I realised that I can use from_time_t to get a "rounded" value, and check which type of rounding occurred. This also doesn't rely on every second being exactly 1000 milliseconds, and works with out-of-the-box C++11:
const auto currentTime = std::chrono::system_clock::now( );
time_t time = std::chrono::system_clock::to_time_t( currentTime );
auto currentTimeRounded = std::chrono::system_clock::from_time_t( time );
if( currentTimeRounded > currentTime ) {
-- time;
currentTimeRounded -= std::chrono::seconds( 1 );
}
const tm *values = localtime( &time );
int year = values->tm_year + 1900;
// etc.
int milliseconds = std::chrono::duration_cast<std::chrono::duration<int,std::milli> >( currentTime - currentTimeRounded ).count( );
Using this free, open-source library you can get the local time with millisecond precision like this:
#include "tz.h"
#include <iostream>
int
main()
{
using namespace date;
using namespace std::chrono;
std::cout << make_zoned(current_zone(),
floor<milliseconds>(system_clock::now())) << '\n';
}
This just output for me:
2016-09-06 12:35:09.102 EDT
make_zoned is a factory function that creates a zoned_time<milliseconds>. The factory function deduces the desired precision for you. A zoned_time is a pairing of a time_zone and a local_time. You can get the local time out with:
local_time<milliseconds> lt = zt.get_local_time();
local_time is a chrono::time_point. You can break this down into date and time field types if you want like this:
auto zt = make_zoned(current_zone(), floor<milliseconds>(system_clock::now()));
auto lt = zt.get_local_time();
local_days ld = floor<days>(lt); // local time truncated to days
year_month_day ymd{ld}; // {year, month, day}
time_of_day<milliseconds> time{lt - ld}; // {hours, minutes, seconds, milliseconds}
// auto time = make_time(lt - ld); // another way to create time_of_day
auto y = ymd.year(); // 2016_y
auto m = ymd.month(); // sep
auto d = ymd.day(); // 6_d
auto h = time.hours(); // 12h
auto min = time.minutes(); // 35min
auto s = time.seconds(); // 9s
auto ms = time.subseconds(); // 102ms
Instead of using to_time_t which rounds off you can instead do like this
auto tp = std::system_clock::now();
auto s = std::chrono::duration_cast<std::chrono::seconds>(tp.time_since_epoch());
auto t = (time_t)(s.count());
That way you get the seconds without the round-off. It is more effective than checking difference between to_time_t and from_time_t.
I read the standard like this:
It is implementation defined whether the value is rounder or truncated, but naturally the rounding or truncation only occurs on the most detailed part of the resulting time_t. That is: the combined information you get from time_t is never more wrong than 0.5 of its granularity.

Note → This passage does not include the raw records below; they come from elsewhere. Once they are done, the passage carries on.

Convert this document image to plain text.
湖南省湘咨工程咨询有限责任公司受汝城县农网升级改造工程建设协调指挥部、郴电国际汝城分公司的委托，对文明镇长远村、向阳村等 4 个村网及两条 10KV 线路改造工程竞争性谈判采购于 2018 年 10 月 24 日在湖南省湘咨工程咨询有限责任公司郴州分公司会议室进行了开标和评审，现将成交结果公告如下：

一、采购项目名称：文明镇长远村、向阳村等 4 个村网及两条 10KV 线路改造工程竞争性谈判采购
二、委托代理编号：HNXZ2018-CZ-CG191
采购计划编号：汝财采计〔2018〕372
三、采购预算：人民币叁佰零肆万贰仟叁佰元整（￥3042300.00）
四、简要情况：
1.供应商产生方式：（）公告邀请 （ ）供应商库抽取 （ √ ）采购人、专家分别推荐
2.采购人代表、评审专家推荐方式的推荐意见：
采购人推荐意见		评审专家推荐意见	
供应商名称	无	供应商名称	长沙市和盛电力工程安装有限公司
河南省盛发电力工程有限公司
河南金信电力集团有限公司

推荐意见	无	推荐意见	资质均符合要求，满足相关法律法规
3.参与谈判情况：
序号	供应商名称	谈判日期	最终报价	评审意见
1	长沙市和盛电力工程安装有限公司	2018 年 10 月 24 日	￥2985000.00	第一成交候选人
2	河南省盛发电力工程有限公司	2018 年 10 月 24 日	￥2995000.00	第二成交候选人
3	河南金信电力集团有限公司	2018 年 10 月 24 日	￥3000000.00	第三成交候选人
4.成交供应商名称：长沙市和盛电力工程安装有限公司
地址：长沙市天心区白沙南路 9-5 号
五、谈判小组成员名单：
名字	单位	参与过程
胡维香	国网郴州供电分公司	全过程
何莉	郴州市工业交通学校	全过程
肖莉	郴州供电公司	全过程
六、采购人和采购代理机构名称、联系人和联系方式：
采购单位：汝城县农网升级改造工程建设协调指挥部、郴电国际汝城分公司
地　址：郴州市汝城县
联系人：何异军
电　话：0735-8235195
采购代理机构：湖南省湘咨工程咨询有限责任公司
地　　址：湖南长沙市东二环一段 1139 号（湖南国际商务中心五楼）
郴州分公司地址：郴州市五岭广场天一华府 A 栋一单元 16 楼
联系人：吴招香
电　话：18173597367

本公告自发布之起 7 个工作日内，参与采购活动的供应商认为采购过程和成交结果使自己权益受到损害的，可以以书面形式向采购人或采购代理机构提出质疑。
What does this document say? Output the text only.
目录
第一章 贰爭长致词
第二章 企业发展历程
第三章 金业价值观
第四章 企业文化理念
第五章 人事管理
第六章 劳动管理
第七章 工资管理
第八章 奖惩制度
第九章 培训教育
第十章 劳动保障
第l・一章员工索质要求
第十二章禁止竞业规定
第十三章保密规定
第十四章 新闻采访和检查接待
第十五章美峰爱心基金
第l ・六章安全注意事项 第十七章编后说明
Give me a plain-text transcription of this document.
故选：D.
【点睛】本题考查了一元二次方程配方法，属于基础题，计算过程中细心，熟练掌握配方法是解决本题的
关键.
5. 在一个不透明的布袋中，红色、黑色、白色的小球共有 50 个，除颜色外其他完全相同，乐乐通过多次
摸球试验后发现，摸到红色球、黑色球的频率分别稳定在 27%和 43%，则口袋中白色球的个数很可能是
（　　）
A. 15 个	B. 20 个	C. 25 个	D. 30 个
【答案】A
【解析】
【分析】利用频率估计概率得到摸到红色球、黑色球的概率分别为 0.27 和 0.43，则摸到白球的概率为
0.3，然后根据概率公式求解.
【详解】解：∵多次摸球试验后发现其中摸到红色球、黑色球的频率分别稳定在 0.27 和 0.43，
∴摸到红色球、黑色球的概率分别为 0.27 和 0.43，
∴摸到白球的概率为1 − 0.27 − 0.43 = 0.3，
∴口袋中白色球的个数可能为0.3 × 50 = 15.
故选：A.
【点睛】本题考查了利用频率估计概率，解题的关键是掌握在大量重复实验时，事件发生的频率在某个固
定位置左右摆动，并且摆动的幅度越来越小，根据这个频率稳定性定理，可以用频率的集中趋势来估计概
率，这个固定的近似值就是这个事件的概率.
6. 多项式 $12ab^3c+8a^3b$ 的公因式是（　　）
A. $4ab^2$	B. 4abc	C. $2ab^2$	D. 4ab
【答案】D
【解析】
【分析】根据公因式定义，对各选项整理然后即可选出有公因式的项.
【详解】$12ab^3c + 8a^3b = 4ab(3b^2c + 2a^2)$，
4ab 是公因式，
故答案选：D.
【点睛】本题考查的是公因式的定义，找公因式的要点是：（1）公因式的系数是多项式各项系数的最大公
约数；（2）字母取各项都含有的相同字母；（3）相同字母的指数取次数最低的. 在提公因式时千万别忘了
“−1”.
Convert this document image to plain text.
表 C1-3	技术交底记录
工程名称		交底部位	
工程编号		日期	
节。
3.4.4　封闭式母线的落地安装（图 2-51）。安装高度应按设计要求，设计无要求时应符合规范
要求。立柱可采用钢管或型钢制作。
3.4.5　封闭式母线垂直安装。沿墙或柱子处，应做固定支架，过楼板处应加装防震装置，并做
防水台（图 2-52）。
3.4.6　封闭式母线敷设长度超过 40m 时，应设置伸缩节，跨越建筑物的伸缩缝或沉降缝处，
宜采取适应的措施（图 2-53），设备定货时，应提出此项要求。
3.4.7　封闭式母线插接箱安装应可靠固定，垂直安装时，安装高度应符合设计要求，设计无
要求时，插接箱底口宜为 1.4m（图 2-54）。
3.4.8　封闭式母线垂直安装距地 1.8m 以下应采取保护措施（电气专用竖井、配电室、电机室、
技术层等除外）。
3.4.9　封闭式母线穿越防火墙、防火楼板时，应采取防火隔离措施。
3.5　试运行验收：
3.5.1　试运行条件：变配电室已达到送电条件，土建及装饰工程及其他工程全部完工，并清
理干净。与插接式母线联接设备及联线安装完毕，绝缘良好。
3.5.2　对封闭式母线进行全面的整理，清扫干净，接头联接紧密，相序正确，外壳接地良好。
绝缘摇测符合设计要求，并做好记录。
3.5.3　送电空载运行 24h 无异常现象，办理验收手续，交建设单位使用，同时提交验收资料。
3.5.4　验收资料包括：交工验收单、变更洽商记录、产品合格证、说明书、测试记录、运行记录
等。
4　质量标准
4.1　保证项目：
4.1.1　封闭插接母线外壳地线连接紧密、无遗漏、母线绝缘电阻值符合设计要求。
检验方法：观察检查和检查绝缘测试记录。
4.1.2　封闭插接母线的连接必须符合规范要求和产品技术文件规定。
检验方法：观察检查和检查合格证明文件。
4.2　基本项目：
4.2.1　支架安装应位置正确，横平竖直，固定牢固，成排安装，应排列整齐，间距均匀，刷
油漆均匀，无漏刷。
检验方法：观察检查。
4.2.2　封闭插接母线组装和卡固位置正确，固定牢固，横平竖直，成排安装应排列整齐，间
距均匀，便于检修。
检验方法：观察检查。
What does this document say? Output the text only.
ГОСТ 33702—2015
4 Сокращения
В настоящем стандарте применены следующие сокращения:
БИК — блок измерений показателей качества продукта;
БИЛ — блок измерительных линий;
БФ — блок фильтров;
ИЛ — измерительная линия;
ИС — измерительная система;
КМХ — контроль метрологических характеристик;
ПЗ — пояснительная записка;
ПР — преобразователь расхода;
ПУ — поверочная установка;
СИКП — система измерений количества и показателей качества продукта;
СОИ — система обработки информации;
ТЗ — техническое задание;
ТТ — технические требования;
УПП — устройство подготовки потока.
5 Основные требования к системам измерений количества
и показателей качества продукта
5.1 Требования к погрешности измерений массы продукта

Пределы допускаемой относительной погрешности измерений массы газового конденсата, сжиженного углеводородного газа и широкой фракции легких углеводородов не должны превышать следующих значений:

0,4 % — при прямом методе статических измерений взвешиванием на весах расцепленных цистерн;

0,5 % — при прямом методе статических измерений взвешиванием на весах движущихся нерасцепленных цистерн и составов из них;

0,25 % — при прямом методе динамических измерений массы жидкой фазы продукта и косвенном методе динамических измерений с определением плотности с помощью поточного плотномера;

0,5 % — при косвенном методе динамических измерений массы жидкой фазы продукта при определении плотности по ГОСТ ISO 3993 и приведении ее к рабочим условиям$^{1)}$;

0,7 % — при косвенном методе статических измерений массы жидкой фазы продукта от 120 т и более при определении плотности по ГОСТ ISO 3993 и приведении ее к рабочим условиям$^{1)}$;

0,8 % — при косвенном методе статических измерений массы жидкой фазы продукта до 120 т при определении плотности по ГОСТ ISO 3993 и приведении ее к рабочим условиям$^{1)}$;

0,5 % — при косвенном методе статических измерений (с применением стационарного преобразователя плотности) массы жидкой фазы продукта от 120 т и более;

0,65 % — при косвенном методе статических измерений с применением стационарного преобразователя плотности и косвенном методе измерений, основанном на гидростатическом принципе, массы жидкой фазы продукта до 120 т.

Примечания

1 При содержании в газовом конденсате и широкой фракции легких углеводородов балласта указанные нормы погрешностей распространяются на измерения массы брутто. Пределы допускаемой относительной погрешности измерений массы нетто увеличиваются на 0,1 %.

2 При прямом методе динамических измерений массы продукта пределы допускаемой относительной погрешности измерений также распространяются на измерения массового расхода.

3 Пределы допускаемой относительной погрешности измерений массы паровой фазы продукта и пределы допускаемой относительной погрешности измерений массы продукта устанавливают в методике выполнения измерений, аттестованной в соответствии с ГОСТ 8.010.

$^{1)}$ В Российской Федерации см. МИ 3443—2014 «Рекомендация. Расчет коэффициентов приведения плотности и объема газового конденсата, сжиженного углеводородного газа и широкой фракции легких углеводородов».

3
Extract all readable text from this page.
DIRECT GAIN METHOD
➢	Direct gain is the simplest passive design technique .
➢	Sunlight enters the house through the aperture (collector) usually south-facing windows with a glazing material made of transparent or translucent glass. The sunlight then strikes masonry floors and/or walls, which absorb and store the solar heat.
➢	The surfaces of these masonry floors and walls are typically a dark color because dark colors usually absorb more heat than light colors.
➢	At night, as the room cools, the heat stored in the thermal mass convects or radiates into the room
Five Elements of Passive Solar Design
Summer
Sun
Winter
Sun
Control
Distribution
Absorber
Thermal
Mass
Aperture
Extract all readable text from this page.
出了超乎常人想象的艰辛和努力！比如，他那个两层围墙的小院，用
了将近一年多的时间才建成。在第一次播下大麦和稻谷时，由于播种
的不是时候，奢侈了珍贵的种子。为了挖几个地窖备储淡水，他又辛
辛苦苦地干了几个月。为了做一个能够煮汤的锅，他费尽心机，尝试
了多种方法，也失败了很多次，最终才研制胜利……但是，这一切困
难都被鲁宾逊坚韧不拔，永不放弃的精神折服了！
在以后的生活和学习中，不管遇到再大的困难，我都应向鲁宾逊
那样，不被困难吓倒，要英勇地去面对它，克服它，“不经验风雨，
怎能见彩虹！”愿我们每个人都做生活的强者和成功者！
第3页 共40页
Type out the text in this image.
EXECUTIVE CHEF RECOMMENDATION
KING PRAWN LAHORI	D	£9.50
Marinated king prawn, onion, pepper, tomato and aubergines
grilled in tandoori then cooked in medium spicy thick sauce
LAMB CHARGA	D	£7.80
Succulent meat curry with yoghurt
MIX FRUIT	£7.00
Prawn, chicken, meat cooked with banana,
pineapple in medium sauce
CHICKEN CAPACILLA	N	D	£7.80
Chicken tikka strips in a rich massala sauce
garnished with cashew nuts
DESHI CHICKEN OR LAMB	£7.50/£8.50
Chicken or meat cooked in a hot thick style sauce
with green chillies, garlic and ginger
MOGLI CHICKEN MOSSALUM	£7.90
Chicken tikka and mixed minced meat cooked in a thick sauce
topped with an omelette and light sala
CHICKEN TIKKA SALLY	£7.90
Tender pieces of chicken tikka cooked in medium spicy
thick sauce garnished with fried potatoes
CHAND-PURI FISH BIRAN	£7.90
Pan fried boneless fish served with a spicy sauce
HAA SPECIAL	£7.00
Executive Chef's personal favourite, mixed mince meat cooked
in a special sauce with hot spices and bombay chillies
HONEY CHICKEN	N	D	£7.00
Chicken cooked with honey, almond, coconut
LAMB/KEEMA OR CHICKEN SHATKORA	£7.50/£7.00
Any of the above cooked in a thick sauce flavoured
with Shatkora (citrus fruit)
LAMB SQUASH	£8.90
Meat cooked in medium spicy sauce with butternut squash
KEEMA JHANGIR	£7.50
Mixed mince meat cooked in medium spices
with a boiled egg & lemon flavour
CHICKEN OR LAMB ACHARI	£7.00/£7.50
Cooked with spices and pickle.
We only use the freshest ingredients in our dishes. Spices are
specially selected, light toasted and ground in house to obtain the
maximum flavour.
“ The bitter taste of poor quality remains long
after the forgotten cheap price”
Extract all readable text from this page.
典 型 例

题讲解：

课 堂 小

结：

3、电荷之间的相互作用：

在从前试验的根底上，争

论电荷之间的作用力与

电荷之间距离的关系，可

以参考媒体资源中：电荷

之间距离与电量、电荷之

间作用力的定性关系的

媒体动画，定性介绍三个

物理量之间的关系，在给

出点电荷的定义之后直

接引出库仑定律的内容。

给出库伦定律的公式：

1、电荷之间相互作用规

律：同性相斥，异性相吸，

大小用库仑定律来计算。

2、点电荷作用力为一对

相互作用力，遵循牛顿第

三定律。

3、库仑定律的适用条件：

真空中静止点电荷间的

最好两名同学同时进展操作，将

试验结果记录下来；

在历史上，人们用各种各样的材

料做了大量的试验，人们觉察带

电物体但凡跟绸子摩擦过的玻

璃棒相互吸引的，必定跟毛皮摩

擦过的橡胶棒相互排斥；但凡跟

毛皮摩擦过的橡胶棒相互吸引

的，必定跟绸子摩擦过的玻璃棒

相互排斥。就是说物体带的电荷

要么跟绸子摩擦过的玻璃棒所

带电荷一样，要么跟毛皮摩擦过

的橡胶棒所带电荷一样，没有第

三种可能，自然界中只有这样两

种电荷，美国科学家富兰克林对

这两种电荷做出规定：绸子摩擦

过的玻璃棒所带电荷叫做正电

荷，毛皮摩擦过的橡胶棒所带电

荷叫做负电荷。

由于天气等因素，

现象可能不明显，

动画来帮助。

If time_t on your system only supported seconds, you would be right that there could be 0.5 seconds systematic uncertainty (unless you find out how things were implemented).
tv_usec is not standard C++, but an accessor of time_t on posix. To conclude, you should not expect any rounding effects bigger than half of the smallest time value difference your system supports, so certainly not more than 0.5 micro seconds.
The most straight forward way is to use boost ptime. It has methods such as fractional_seconds()
http://www.boost.org/doc/libs/1_53_0/doc/html/date_time/posix_time.html#date_time.posix_time.ptime_class
For interop with std::chrono, you can convert as described here: https://stackoverflow.com/a/4918873/1149664
Or, have a look at this question: How to convert std::chrono::time_point to calendar datetime string with fractional seconds?